Heftfächer 4/2017

Sind Eisberge salzig?

Das Wasser der Ozeane ist bekanntlich salzig. Der Räumdienst benutzt bei Schneetreiben und frierender Nässe aber gerade Salz zur Enteisung. Wie können trotzdem Eisberge entstehen?

Kinderfragen
Von Jonny Peters, 10.12.2012 0 Kommentare

Es gibt unterschiedliche Arten von schwimmendem Eis. Zum einen treiben Eisberge im Meer – die verdeckten Kolosse der Ozeane. Von ihnen sind nur neun Prozent des Gesamt-Berges sichtbar, der Rest versteckt sich unter dem Meeresspiegel.

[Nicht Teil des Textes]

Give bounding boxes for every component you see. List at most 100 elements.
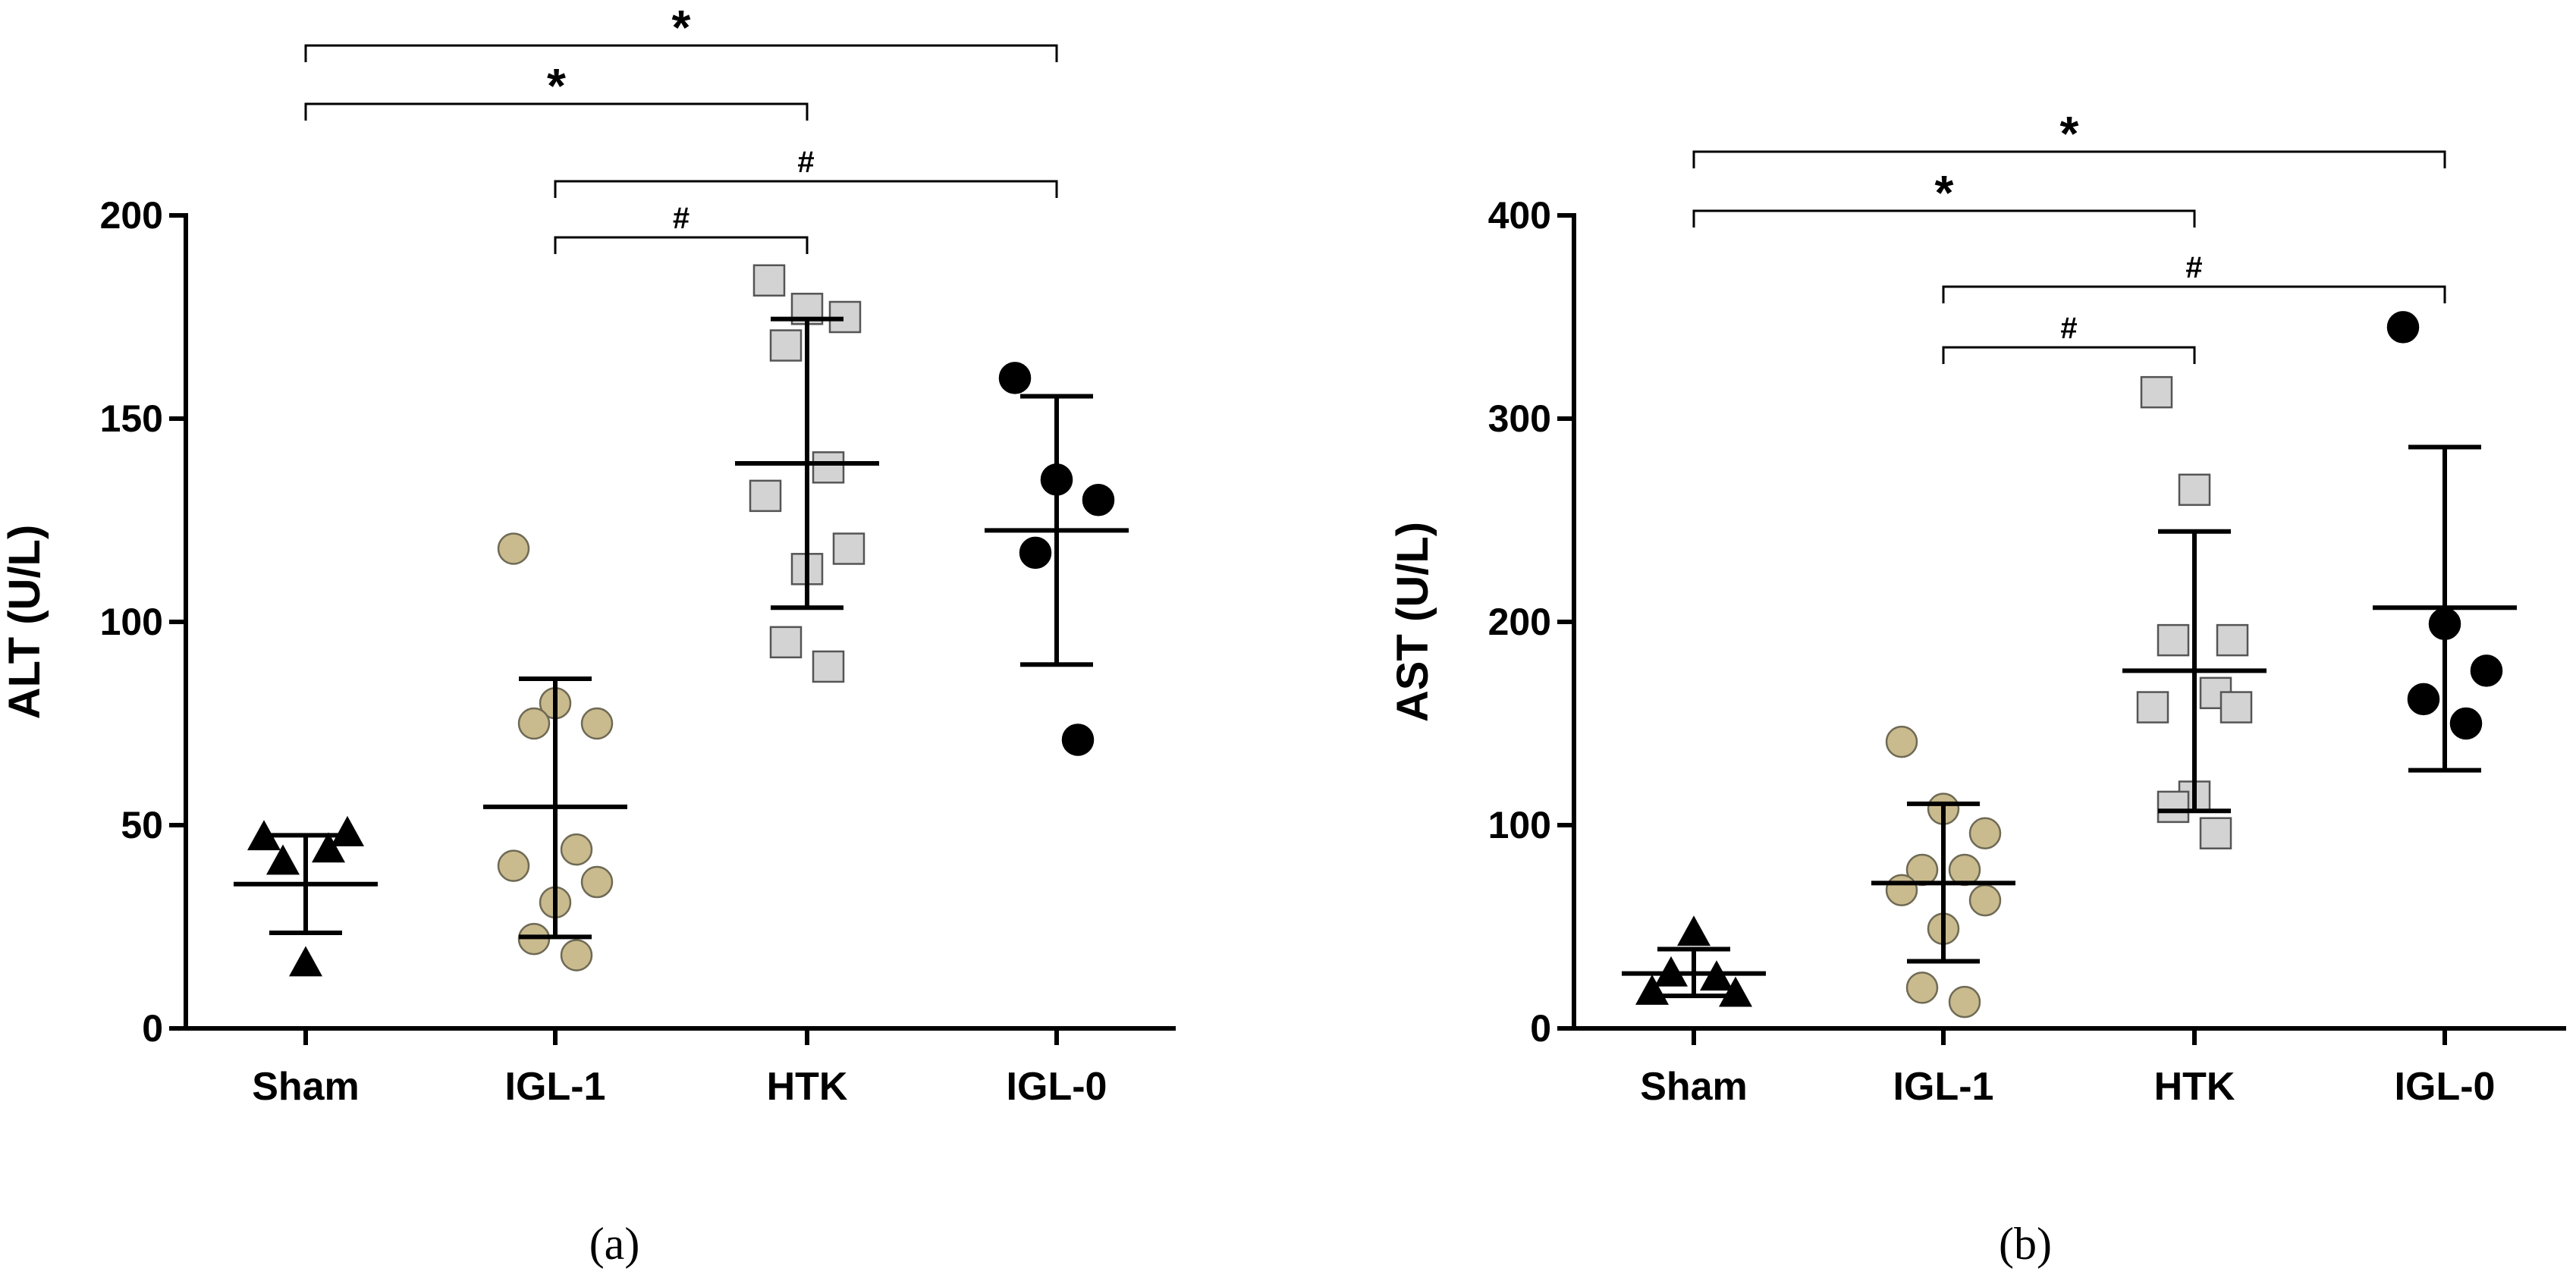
group-igl-1: [483, 532, 627, 972]
significance-bracket: #: [554, 146, 1058, 198]
data-point: [1968, 884, 2002, 917]
significance-bracket: #: [554, 202, 809, 254]
x-tick-label: Sham: [1640, 1065, 1748, 1109]
y-tick-label: 200: [1488, 601, 1551, 643]
data-point: [1885, 874, 1918, 907]
data-point: [1948, 853, 1981, 887]
y-tick-label: 100: [1488, 804, 1551, 846]
data-point: [2178, 473, 2211, 507]
data-point: [828, 300, 862, 334]
data-point: [812, 451, 845, 484]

Eisberge sind Splitter aus dem ewigen Eis

Wenn etwas von den gigantischen Gletschern abbricht, ensteht ein Eisberg. Das „ewige Eis” der Gletscher ist dabei gefrorenes Süßwasser. Die bläulich-schimmernden Schiffshindernisse sind daher auch so gut wie nicht salzig. Nur durch den Kontakt mit dem Meerwasser würzen sich die äußeren Teile des Eisbergs ein wenig.

Meereis schließt Salz ein

Packeis hingegen entsteht aus dem Meerwasser. Dabei gefriert aber nicht direkt das Salzwasser. Nur die Wassermoleküle kristallisieren und bilden die feste Masse. Das enthaltene Salz kann nicht mit in die Kristallstruktur eingebunden werden und wird verdrängt.

Robben auf Eisschollen
Packeis ist ein willkommener Rastplatz für Tiere, für die Schifffahrt dagegen ein Übel

In dem Eis aus Meerwasser, auch Meereis genannt, entsteht so ein Gerüst aus Kanälen und Einschlüssen. Darin befindet sich das „abgedrängte” Salz in einer konzentrierten Lauge, die flüssig ist.

Da diese Lauge eine höhere spezifische Dichte als das Wasser um das Eis herum hat, fließt es langsam aus den Kanälen nach unten ab. Dieser Vorgang wird verstärkt, wenn auf der Oberseite Eis abtaut und so zusätzlich die Salzkanäle ausspült.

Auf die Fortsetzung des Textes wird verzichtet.